The Neurobagel Annotation Tool
The Neurobagel annotation tool creates standardized, machine-readable data dictionaries for tabular data using curated FAIR vocabularies. The tool helps to harmonize tabular research data and is compatible with BIDS datasets.
Workflow summary:
- Upload tabular data
- Column annotation
- Value annotation
- Download data dictionary
1. Upload tabular data
- Upload your data table (.tsv file)
- Can be
participants.tsv
from a BIDS dataset
- Can be
- Optional: Upload an existing data dictionary (.json file) for extra context
- Can use
participants.json
from a BIDS dataset - Or continue previous Neurobagel annotation work
- Can use
In the following steps, you will annotate your table by first describing the columns and then the values within the columns.
2. Column Annotation
Each column in your uploaded table is represented as a card on this page. For each column, you can:
- Add a description
- Select the standardized variable that best describes the column from the dropdown (if a suitable match exists)
- Select the data type
- Choose "Categorical" if the column contains discrete values, "Continuous" if it contains numerical measurements, or leave it empty if neither applies
- Columns mapped to standardized variables will have their data type inferred automatically
When to manually select data type
We recommend manually selecting the data type in two cases:
- When your column doesn't match any standardized variable
- When your column matches the "Assessment tool" standardized variable (which does not have a predefined data type since it can represent multi-column measures)
2.1 Multi-column measure annotation
Info
This step is only available if you have mapped columns in your data table to the "Assessment tool" standardized variable.
The card on the right lists all columns from your data table that you have mapped to the "Assessment tool" standardized variable.
- Create a card for each assessment or instrument represented in your data by clicking and then selecting the name of the assessment from the dropdown list.
- If no suitable match exists, the available standardized vocabulary likely cannot currently represent your assessment.
- To avoid incomplete annotations, un-map any column(s) corresponding to missing assessments from the "Assessment tool" standardized variable using the button in the overview card.
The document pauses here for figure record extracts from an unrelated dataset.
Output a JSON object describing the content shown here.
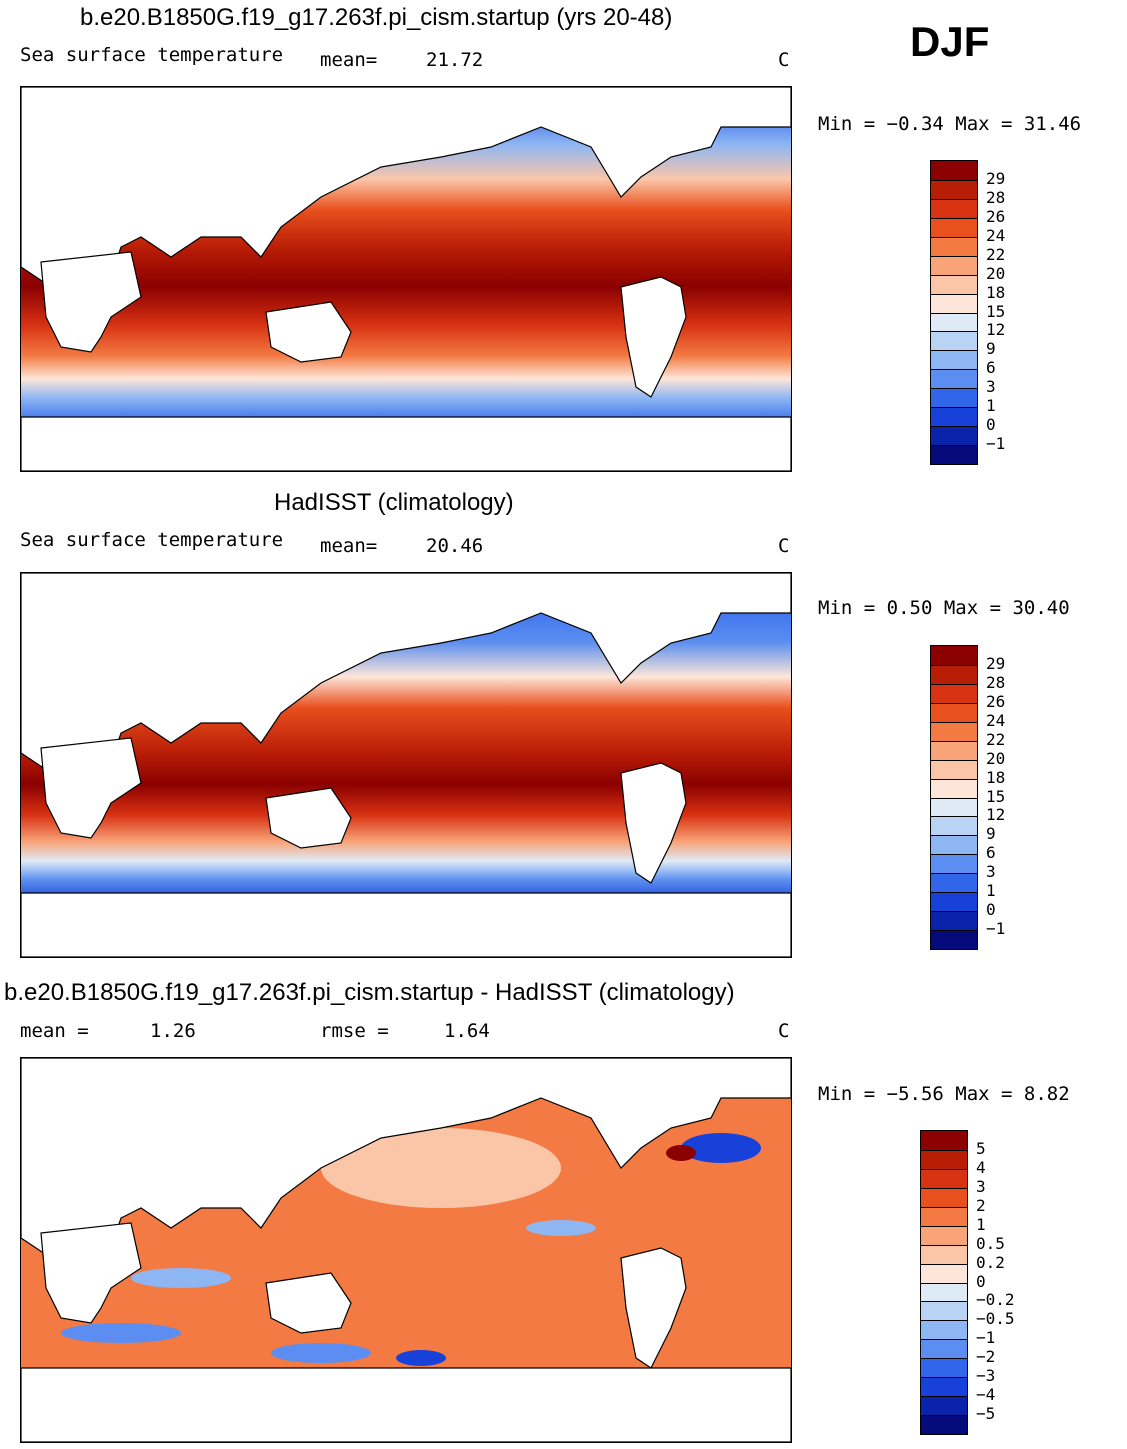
{
  "season": "DJF",
  "panels": [
    {
      "id": "model",
      "title": "b.e20.B1850G.f19_g17.263f.pi_cism.startup (yrs 20-48)",
      "variable": "Sea surface temperature",
      "stat_left": "mean=",
      "stat_left_value": "21.72",
      "units": "C",
      "minmax": "Min =   −0.34 Max =   31.46"
    },
    {
      "id": "obs",
      "title": "HadISST (climatology)",
      "variable": "Sea surface temperature",
      "stat_left": "mean=",
      "stat_left_value": "20.46",
      "units": "C",
      "minmax": "Min =    0.50 Max =   30.40"
    },
    {
      "id": "diff",
      "title": "b.e20.B1850G.f19_g17.263f.pi_cism.startup - HadISST (climatology)",
      "mean_label": "mean =",
      "mean_value": "1.26",
      "rmse_label": "rmse =",
      "rmse_value": "1.64",
      "units": "C",
      "minmax": "Min =  −5.56 Max =    8.82"
    }
  ],
  "chart_data": [
    {
      "type": "heatmap",
      "title": "b.e20.B1850G.f19_g17.263f.pi_cism.startup (yrs 20-48)",
      "variable": "Sea surface temperature",
      "units": "C",
      "mean": 21.72,
      "min": -0.34,
      "max": 31.46,
      "colorbar_levels": [
        "29",
        "28",
        "26",
        "24",
        "22",
        "20",
        "18",
        "15",
        "12",
        "9",
        "6",
        "3",
        "1",
        "0",
        "−1"
      ],
      "colorbar_colors": [
        "#8b0000",
        "#b81d06",
        "#d73212",
        "#e8501e",
        "#f37a42",
        "#f8a378",
        "#fbc6a8",
        "#fde6d9",
        "#deebf7",
        "#b9d3f5",
        "#8eb6f3",
        "#5b8ef0",
        "#3165ea",
        "#1741d8",
        "#0a23aa",
        "#050b7a"
      ]
    },
    {
      "type": "heatmap",
      "title": "HadISST (climatology)",
      "variable": "Sea surface temperature",
      "units": "C",
      "mean": 20.46,
      "min": 0.5,
      "max": 30.4,
      "colorbar_levels": [
        "29",
        "28",
        "26",
        "24",
        "22",
        "20",
        "18",
        "15",
        "12",
        "9",
        "6",
        "3",
        "1",
        "0",
        "−1"
      ],
      "colorbar_colors": [
        "#8b0000",
        "#b81d06",
        "#d73212",
        "#e8501e",
        "#f37a42",
        "#f8a378",
        "#fbc6a8",
        "#fde6d9",
        "#deebf7",
        "#b9d3f5",
        "#8eb6f3",
        "#5b8ef0",
        "#3165ea",
        "#1741d8",
        "#0a23aa",
        "#050b7a"
      ]
    },
    {
      "type": "heatmap",
      "title": "b.e20.B1850G.f19_g17.263f.pi_cism.startup - HadISST (climatology)",
      "units": "C",
      "mean": 1.26,
      "rmse": 1.64,
      "min": -5.56,
      "max": 8.82,
      "colorbar_levels": [
        "5",
        "4",
        "3",
        "2",
        "1",
        "0.5",
        "0.2",
        "0",
        "−0.2",
        "−0.5",
        "−1",
        "−2",
        "−3",
        "−4",
        "−5"
      ],
      "colorbar_colors": [
        "#8b0000",
        "#b81d06",
        "#d73212",
        "#e8501e",
        "#f37a42",
        "#f8a378",
        "#fbc6a8",
        "#fde6d9",
        "#deebf7",
        "#b9d3f5",
        "#8eb6f3",
        "#5b8ef0",
        "#3165ea",
        "#1741d8",
        "#0a23aa",
        "#050b7a"
      ]
    }
  ]
}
- Select the column(s) that describe each assessment, grouping together related columns as needed, using the dropdown on the respective assessment card.
- You can check remaining, ungrouped columns in the overview on the right.
3. Value Annotation
The left sidebar displays the standardized variables that are represented in your tabular data, along with the column names that have been mapped to those variables.
Click on a standardized variable (or data type, for unannotated columns) subheading in the sidebar to display the columns corresponding to that variable (or data type). Then, in the column-level view on the right, navigate between the column tabs to annotate the values within each column.
Understanding sidebar sections
The sidebar organizes your columns by their annotation status:
- Annotated contains columns you have mapped to standardized variables
- Unannotated contains columns you have not mapped to a standardized variable
- Within this section, unannotated columns are organized based on whether you have assigned them a data type
Columns with continuous data
For a column containing continuous data, you can:
- Add a description of the units of measurement
- Select the format of the numerical values1
- Select "Mark as missing" for any values that represent missing, unavailable, or invalid data1
- Note: the column-level view will only display unique values in the column
Units vs. Format
Format refers to how the numbers in your data are structured (e.g., float
for decimal numbers like 25.5, int
for whole numbers like 25) whereas Units describe what the numbers represent (e.g., "years" for age, "points" for test scores, "mg/dL" for measurements).
Columns with categorical data
For a column containing categorical data, you will be prompted to annotate the unique values detected in the column. This includes any values that are blank (empty strings) or contain only whitespace.
For each unique column value, you can:
- Add a free-form description of the value
- Select a standardized term that best captures the meaning of the value1
- Select "Mark as missing" if the value:1
- indicates missing, unavailable, or invalid data
- OR, does not have a suitable match among the standardized term options
Warning
For the value annotation to be considered complete by Neurobagel, all unique values must either be mapped to a standardized term or marked as missing.
4. Download data dictionary
- Preview your annotated data dictionary
- Download the data dictionary
.json
file - Annotate a new dataset if desired
Tip
If you see a warning about "Incomplete Annotations", you will need to return to the Value Annotation page to complete any missing annotations before your data dictionary is valid for downstream Neurobagel tools.
Your downloaded data dictionary is BIDS-compatible and, if you see the confirmation that you have successfully created a Neurobagel data dictionary, it is ready to be used to generate data for a Neurobagel graph database.